No smoking zone

Dis says pics will kick the habit

Mickey Mouse went cold turkey Wednesday when the Walt Disney Co. told influential Congressman Ed Markey that it will ban smoking from the films it releases.

Disney president and CEO Robert Iger told Rep. Markey, D-Mass., that concerns raised by the lawmaker about cinema's influence on underage smoking prompted the action. Disney also plans to place anti-smoking ads on DVDs of films in which the actors light up.

While Disney's announcement made a big splash, it is not the only studio taking action. Universal Studios quietly adopted a more restrictive policy on smoking in April.

"The Walt Disney Co. shares your concern regarding deaths due to cigarette smoking," Iger wrote to Markey. "We discourage depictions of cigarette smoking in Disney, Touchstone and Miramax films. In particular, we expect that depictions of cigarette smoking in future Disney-branded films will be nonexistent."

Disney films are aimed at the family audience. Miramax and Touchstone tend to make more adult-oriented fare.

The move was welcomed by Markey, who has been a leading anti-smoking force in Congress.

"Disney's decision to take a stand against smoking is groundbreaking, and I commend CEO Bob Iger for this important commitment," Markey said. "Now it's time for other media companies to similarly kick the habit and follow Disney's lead."

Smoking in the movies is one of several areas in which the entertainment industry has been under pressure from Washington. Lawmakers and regulators are also pressing for them to promote healthier foods and cut down on violence and foul language.

According to the American Lung Assn., cigarette smoking has been identified as the most important source of preventable morbidity and premature mortality worldwide. Smoking-related diseases claim an estimated 438,000 American lives each year, and about 90% of smokers begin smoking before age 21.

American Legacy, a nonprofit created out of landmark litigation between the tobacco industry and states attorneys general, claims that 90% of all films depict smoking, and children with the highest exposure to smoking in movies were nearly three times more likely to start smoking.

It contends that tobacco is featured in three quarters of G-, PG- and PG-13-rated movies and 90% of R-rated movies.

Legacy president and CEO Cheryl Healton praised Disney and urged other entertainment companies to do more.

"Today's pledge by the Walt Disney Co. is a positive move in the right direction, and we would encourage other entertainment companies to also take a careful look at the consequences of smoking in entertainment products and follow Congressman Markey's call to take responsible actions — such as showing effective anti-smoking public-service announcements to ensure better public health and save lives," she said.

The independent Weinstein Co. already is using PSAs produced by American Legacy ahead of its films that depict smoking, Healton said.

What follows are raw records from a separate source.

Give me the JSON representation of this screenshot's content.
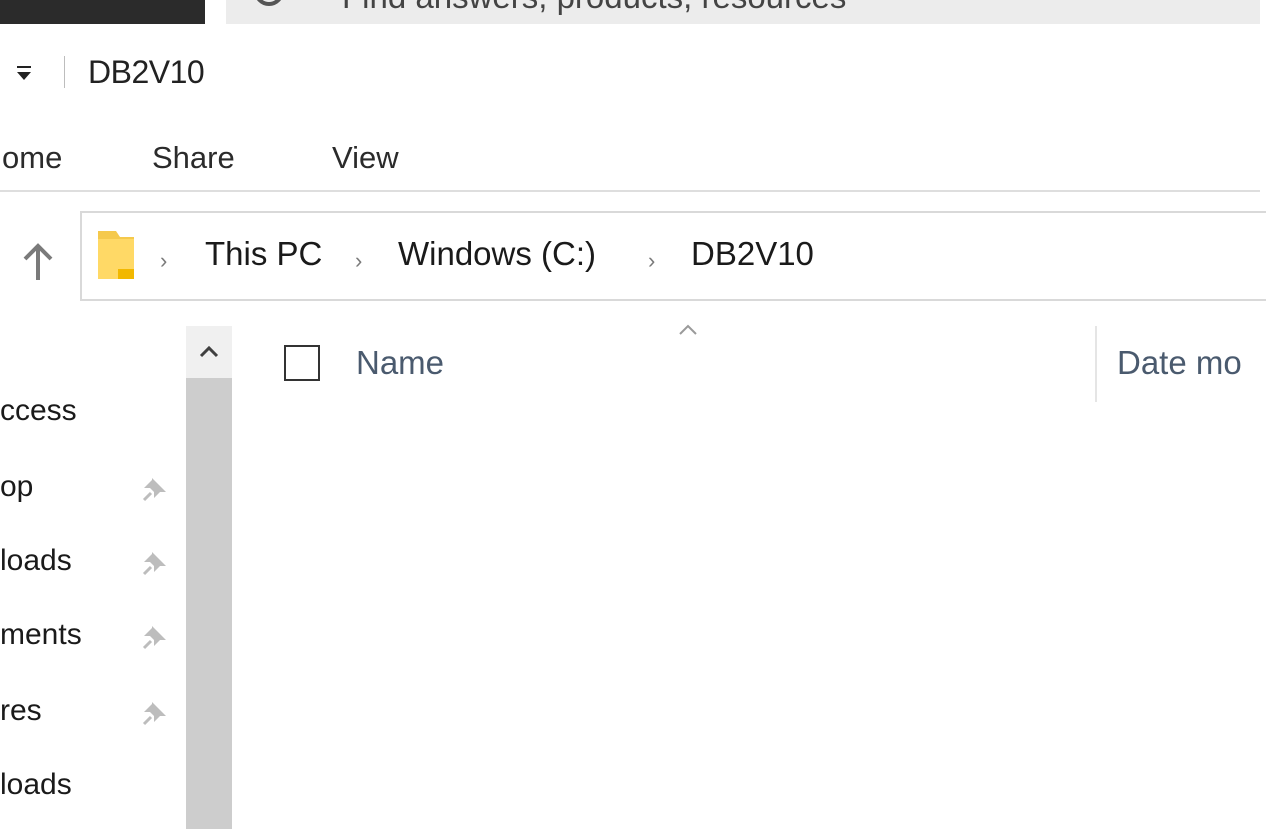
{
  "search": {
    "placeholder": "Find answers, products, resources"
  },
  "window": {
    "title": "DB2V10"
  },
  "ribbon": {
    "tabs": [
      {
        "label": "ome"
      },
      {
        "label": "Share"
      },
      {
        "label": "View"
      }
    ]
  },
  "address": {
    "crumbs": [
      "This PC",
      "Windows (C:)",
      "DB2V10"
    ],
    "separator": "›"
  },
  "nav": {
    "items": [
      {
        "label": "ccess",
        "pinned": false
      },
      {
        "label": "op",
        "pinned": true
      },
      {
        "label": "loads",
        "pinned": true
      },
      {
        "label": "ments",
        "pinned": true
      },
      {
        "label": "res",
        "pinned": true
      },
      {
        "label": "loads",
        "pinned": false
      }
    ]
  },
  "filelist": {
    "columns": [
      {
        "label": "Name"
      },
      {
        "label": "Date mo"
      }
    ]
  },
  "colors": {
    "scroll_thumb": "#cdcdcd",
    "folder": "#ffd966",
    "header_text": "#4a5a6e"
  }
}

Disney's move comes after the MPAA ratings board said in May that it will add smoking as a criterion. The MPAA, however, specifically said "historic or other mitigating context" would be considered. That caveat has caused complaints over the PG rating awarded the new musical "Hairspray" despite a few brief depictions of smoking in the New Line movie, set in the early 1960s.

A Universal executive said that Universal didn't publicize the implementation of its nonsmoking policy because it wanted to prove that it was serious about the move and not just making a public relations statement.

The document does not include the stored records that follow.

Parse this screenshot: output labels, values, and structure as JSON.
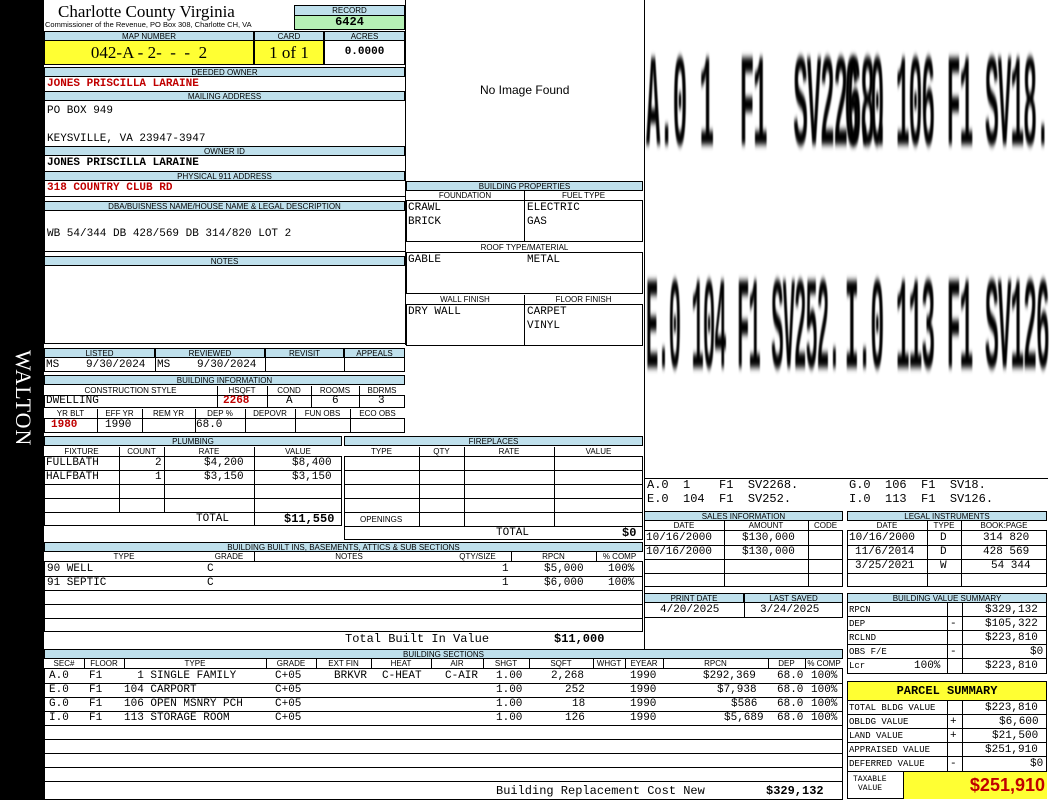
{
  "side_label": "WALTON",
  "header": {
    "county": "Charlotte County Virginia",
    "commissioner": "Commissioner of the Revenue, PO Box 308, Charlotte CH, VA",
    "record_label": "RECORD",
    "record": "6424",
    "map_number_label": "MAP NUMBER",
    "map_number": "042-A - 2-  -  -  2",
    "card_label": "CARD",
    "card": "1 of 1",
    "acres_label": "ACRES",
    "acres": "0.0000"
  },
  "owner": {
    "deeded_owner_label": "DEEDED OWNER",
    "deeded_owner": "JONES PRISCILLA LARAINE",
    "mailing_label": "MAILING ADDRESS",
    "mailing_line1": "PO BOX 949",
    "mailing_line2": "KEYSVILLE, VA 23947-3947",
    "owner_id_label": "OWNER ID",
    "owner_id": "JONES PRISCILLA LARAINE",
    "address_911_label": "PHYSICAL 911 ADDRESS",
    "address_911": "318 COUNTRY CLUB RD",
    "legal_label": "DBA/BUISNESS NAME/HOUSE NAME & LEGAL DESCRIPTION",
    "legal": "WB 54/344 DB 428/569 DB 314/820 LOT 2",
    "notes_label": "NOTES"
  },
  "image_placeholder": "No Image Found",
  "building_properties": {
    "title": "BUILDING PROPERTIES",
    "foundation_label": "FOUNDATION",
    "fuel_label": "FUEL TYPE",
    "foundation_1": "CRAWL",
    "foundation_2": "BRICK",
    "fuel_1": "ELECTRIC",
    "fuel_2": "GAS",
    "roof_label": "ROOF TYPE/MATERIAL",
    "roof_type": "GABLE",
    "roof_material": "METAL",
    "wall_label": "WALL FINISH",
    "floor_label": "FLOOR FINISH",
    "wall_1": "DRY WALL",
    "floor_1": "CARPET",
    "floor_2": "VINYL"
  },
  "sketch": {
    "row1_left": "A.0 1  F1  SV2268.",
    "row1_right": "G.0 106 F1 SV18.",
    "row2_left": "E.0 104 F1 SV252.",
    "row2_right": "I.0 113 F1 SV126.",
    "key_1": "A.0  1    F1  SV2268.",
    "key_2": "G.0  106  F1  SV18.",
    "key_3": "E.0  104  F1  SV252.",
    "key_4": "I.0  113  F1  SV126."
  },
  "listing": {
    "listed_label": "LISTED",
    "reviewed_label": "REVIEWED",
    "revisit_label": "REVISIT",
    "appeals_label": "APPEALS",
    "listed_by": "MS",
    "listed_date": "9/30/2024",
    "reviewed_by": "MS",
    "reviewed_date": "9/30/2024"
  },
  "building_info": {
    "title": "BUILDING INFORMATION",
    "style_label": "CONSTRUCTION STYLE",
    "hsqft_label": "HSQFT",
    "cond_label": "COND",
    "rooms_label": "ROOMS",
    "bdrms_label": "BDRMS",
    "style": "DWELLING",
    "hsqft": "2268",
    "cond": "A",
    "rooms": "6",
    "bdrms": "3",
    "yrblt_label": "YR BLT",
    "effyr_label": "EFF YR",
    "remyr_label": "REM YR",
    "dep_label": "DEP %",
    "depovr_label": "DEPOVR",
    "funobs_label": "FUN OBS",
    "ecoobs_label": "ECO OBS",
    "yrblt": "1980",
    "effyr": "1990",
    "dep": "68.0"
  },
  "plumbing": {
    "title": "PLUMBING",
    "columns": [
      "FIXTURE",
      "COUNT",
      "RATE",
      "VALUE"
    ],
    "rows": [
      {
        "fixture": "FULLBATH",
        "count": "2",
        "rate": "$4,200",
        "value": "$8,400"
      },
      {
        "fixture": "HALFBATH",
        "count": "1",
        "rate": "$3,150",
        "value": "$3,150"
      }
    ],
    "total_label": "TOTAL",
    "total": "$11,550"
  },
  "fireplaces": {
    "title": "FIREPLACES",
    "columns": [
      "TYPE",
      "QTY",
      "RATE",
      "VALUE"
    ],
    "openings_label": "OPENINGS",
    "total_label": "TOTAL",
    "total": "$0"
  },
  "sales": {
    "title": "SALES INFORMATION",
    "columns": [
      "DATE",
      "AMOUNT",
      "CODE"
    ],
    "rows": [
      {
        "date": "10/16/2000",
        "amount": "$130,000",
        "code": ""
      },
      {
        "date": "10/16/2000",
        "amount": "$130,000",
        "code": ""
      }
    ]
  },
  "legal_instruments": {
    "title": "LEGAL INSTRUMENTS",
    "columns": [
      "DATE",
      "TYPE",
      "BOOK:PAGE"
    ],
    "rows": [
      {
        "date": "10/16/2000",
        "type": "D",
        "book": "314 820"
      },
      {
        "date": "11/6/2014",
        "type": "D",
        "book": "428 569"
      },
      {
        "date": "3/25/2021",
        "type": "W",
        "book": "54 344"
      }
    ]
  },
  "dates": {
    "print_label": "PRINT DATE",
    "saved_label": "LAST SAVED",
    "print_date": "4/20/2025",
    "saved_date": "3/24/2025"
  },
  "bvs": {
    "title": "BUILDING VALUE SUMMARY",
    "rpcn_label": "RPCN",
    "rpcn": "$329,132",
    "dep_label": "DEP",
    "dep_sign": "-",
    "dep": "$105,322",
    "rclnd_label": "RCLND",
    "rclnd": "$223,810",
    "obs_label": "OBS F/E",
    "obs_sign": "-",
    "obs": "$0",
    "lcr_label": "Lcr",
    "lcr_pct": "100%",
    "lcr": "$223,810"
  },
  "parcel": {
    "title": "PARCEL SUMMARY",
    "total_bldg_label": "TOTAL BLDG VALUE",
    "total_bldg": "$223,810",
    "obldg_label": "OBLDG VALUE",
    "obldg_sign": "+",
    "obldg": "$6,600",
    "land_label": "LAND VALUE",
    "land_sign": "+",
    "land": "$21,500",
    "appraised_label": "APPRAISED VALUE",
    "appraised": "$251,910",
    "deferred_label": "DEFERRED VALUE",
    "deferred_sign": "-",
    "deferred": "$0",
    "taxable_label_1": "TAXABLE",
    "taxable_label_2": "VALUE",
    "taxable": "$251,910"
  },
  "built_ins": {
    "title": "BUILDING BUILT INS, BASEMENTS, ATTICS & SUB SECTIONS",
    "columns": [
      "TYPE",
      "GRADE",
      "NOTES",
      "QTY/SIZE",
      "RPCN",
      "% COMP"
    ],
    "rows": [
      {
        "type": "90 WELL",
        "grade": "C",
        "notes": "",
        "qty": "1",
        "rpcn": "$5,000",
        "comp": "100%"
      },
      {
        "type": "91 SEPTIC",
        "grade": "C",
        "notes": "",
        "qty": "1",
        "rpcn": "$6,000",
        "comp": "100%"
      }
    ],
    "total_label": "Total Built In Value",
    "total": "$11,000"
  },
  "sections": {
    "title": "BUILDING SECTIONS",
    "columns": [
      "SEC#",
      "FLOOR",
      "TYPE",
      "GRADE",
      "EXT FIN",
      "HEAT",
      "AIR",
      "SHGT",
      "SQFT",
      "WHGT",
      "EYEAR",
      "RPCN",
      "DEP",
      "% COMP"
    ],
    "rows": [
      {
        "sec": "A.0",
        "floor": "F1",
        "type": "  1 SINGLE FAMILY",
        "grade": "C+05",
        "ext": "BRKVR",
        "heat": "C-HEAT",
        "air": "C-AIR",
        "shgt": "1.00",
        "sqft": "2,268",
        "whgt": "",
        "eyear": "1990",
        "rpcn": "$292,369",
        "dep": "68.0",
        "comp": "100%"
      },
      {
        "sec": "E.0",
        "floor": "F1",
        "type": "104 CARPORT",
        "grade": "C+05",
        "ext": "",
        "heat": "",
        "air": "",
        "shgt": "1.00",
        "sqft": "252",
        "whgt": "",
        "eyear": "1990",
        "rpcn": "$7,938",
        "dep": "68.0",
        "comp": "100%"
      },
      {
        "sec": "G.0",
        "floor": "F1",
        "type": "106 OPEN MSNRY PCH",
        "grade": "C+05",
        "ext": "",
        "heat": "",
        "air": "",
        "shgt": "1.00",
        "sqft": "18",
        "whgt": "",
        "eyear": "1990",
        "rpcn": "$586",
        "dep": "68.0",
        "comp": "100%"
      },
      {
        "sec": "I.0",
        "floor": "F1",
        "type": "113 STORAGE ROOM",
        "grade": "C+05",
        "ext": "",
        "heat": "",
        "air": "",
        "shgt": "1.00",
        "sqft": "126",
        "whgt": "",
        "eyear": "1990",
        "rpcn": "$5,689",
        "dep": "68.0",
        "comp": "100%"
      }
    ],
    "total_label": "Building Replacement Cost New",
    "total": "$329,132"
  }
}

"As a baseline, Universal Pictures presumes that no smoking incidents should appear in any youth-rated film produced by Universal or any wholly owned Universal Studios film label and released in the U.S.," its policy states.

The studio does allow smoking if there is a compelling creative or historical reason, but its policy also states that a film with a smoking incident will contain "a health warning in certain distribution channels. This warning may appear in or on materials or elements such as end credits, DVD content and packaging and marketing materials."

Universal president and CEO Ron Meyer said the studio is committed to reducing the health risk connected with smoking.

"We hope that our decreased portrayals of smoking and smoking paraphernalia in youth-oriented movies will help reduce the incidence of smoking among young people," he said. "If smoking is included in a youth-rated film released by Universal, we will include a health warning in our distribution channels. We feel it is important to use our influence to help stem a serious health problem in the U.S. and around the world. We believe it's possible to do that while respecting filmmakers' creative choices, and we are committed to partnering with them in this effort."